Lincoln Book Festival 2019 will celebrate the life and legacy of Queen Victoria and the era she defined to mark 200 years since her birth. In the first in a series of blog posts spotlighting prominent Victorian literary figures, we start with Charles Dickens, one of the most successful and acclaimed writers of his and any age.
Charles Dickens (1812–1870)
Both prolific and hugely popular in Victorian England, Charles Dickens was the literary heavyweight of his age and is still revered as one of the greatest ever writers in the English language.
Dickens did not have a privileged upbringing or expensive education. One of eight children, the incarceration of his father John in debtors’ prison in 1824 had a profound effect on the young Dickens: poverty and social injustice would become recurrent themes of his future work.
His writing career began in journalism, which led to his first publication, Sketches by Boz in 1836, presenting early signs of his gift for satire and caricature. The Pickwick Papers and Oliver Twist soon followed, bringing commercial success and fame. Queen Victoria is said to have read both.
Many of Dickens’ most famous works were published in weekly or monthly serials – a commercial necessity which shaped the structure (and length!) of his novels.
As his success grew, so did his celebrity, and his fame was not limited to England: he spent time in America and Europe.
He infamously ‘fell out’ with American audiences after a commercial tour in 1842, which began with a glittering event in New York. From this high, Dickens steadily became more disillusioned with what he perceived as vulgarism of certain American businesspeople and audiences as he headed south to Washington.
The resentment became mutual when he published his critical American Notes, and his novel Martin Chuzzlewit directed more disdain across the Atlantic, costing him American friends and fans.
David Copperfield, published between 1849 and 1850, is considered Dickens’ most closely autobiographical work, and was another spectacular commercial success. Dealing with the fluctuating fortunes of an earnest young man making his own way in a sometimes cruel Victorian England, the parallels with the author’s own difficult upbringing are clear. Dickens himself called it “a very complicated weaving of truth and invention”. With its scale, scope and complexity, it is considered his masterpiece by many.
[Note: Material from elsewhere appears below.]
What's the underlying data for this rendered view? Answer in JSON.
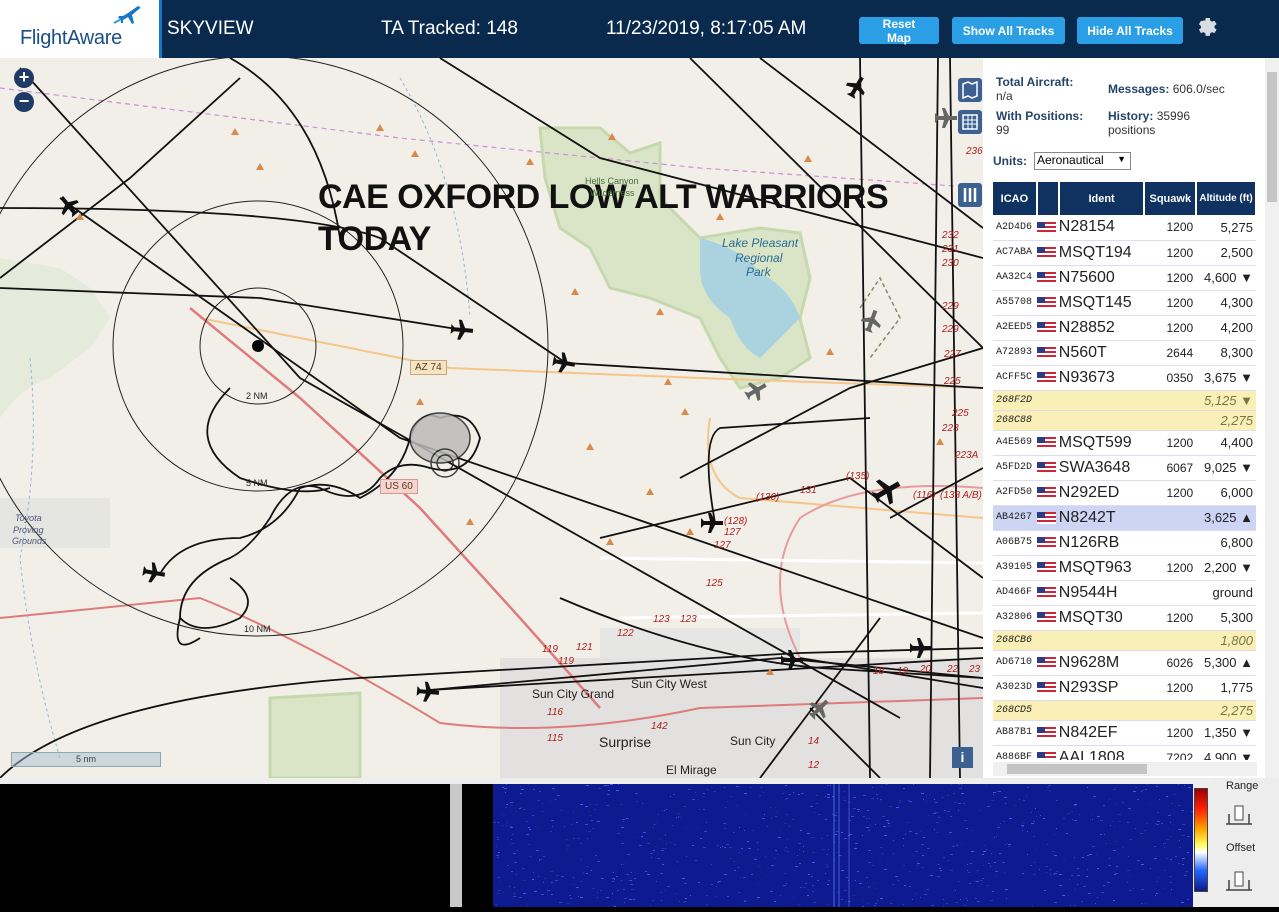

Subsequent works such as Hard Times, A Tale of Two Cities and Great Expectations reflect his continued concern with social problems, bringing a darker, more serious style compared to some of his earlier works.
Dickens’ real-life dramas were not limited to his childhood. In 1865 he was a passenger on a train, travelling with his mistress and her mother, when several carriages derailed at Staplehurst in Kent. Ten people were killed and dozens injured. It is thought Dickens tended to casualties at the scene. This trauma would colour his writing in his 1866 supernatural tale, The Signal-man.
Dickens suffered several bouts of illness in the later years of his life but continued to work. His final novel, The Mystery of Edwin Drood, was unfinished on his death following a stroke in June 1870. It continues to intrigue scholars and fans alike, framing but never resolving the mystery of the disappearance of the title character.
Dickens is buried at Poets’ Corner at Westminster Abbey. True to his humble beginnings, at his own request there was no grand funeral ceremony to mark the passing of one of the greatest English writers.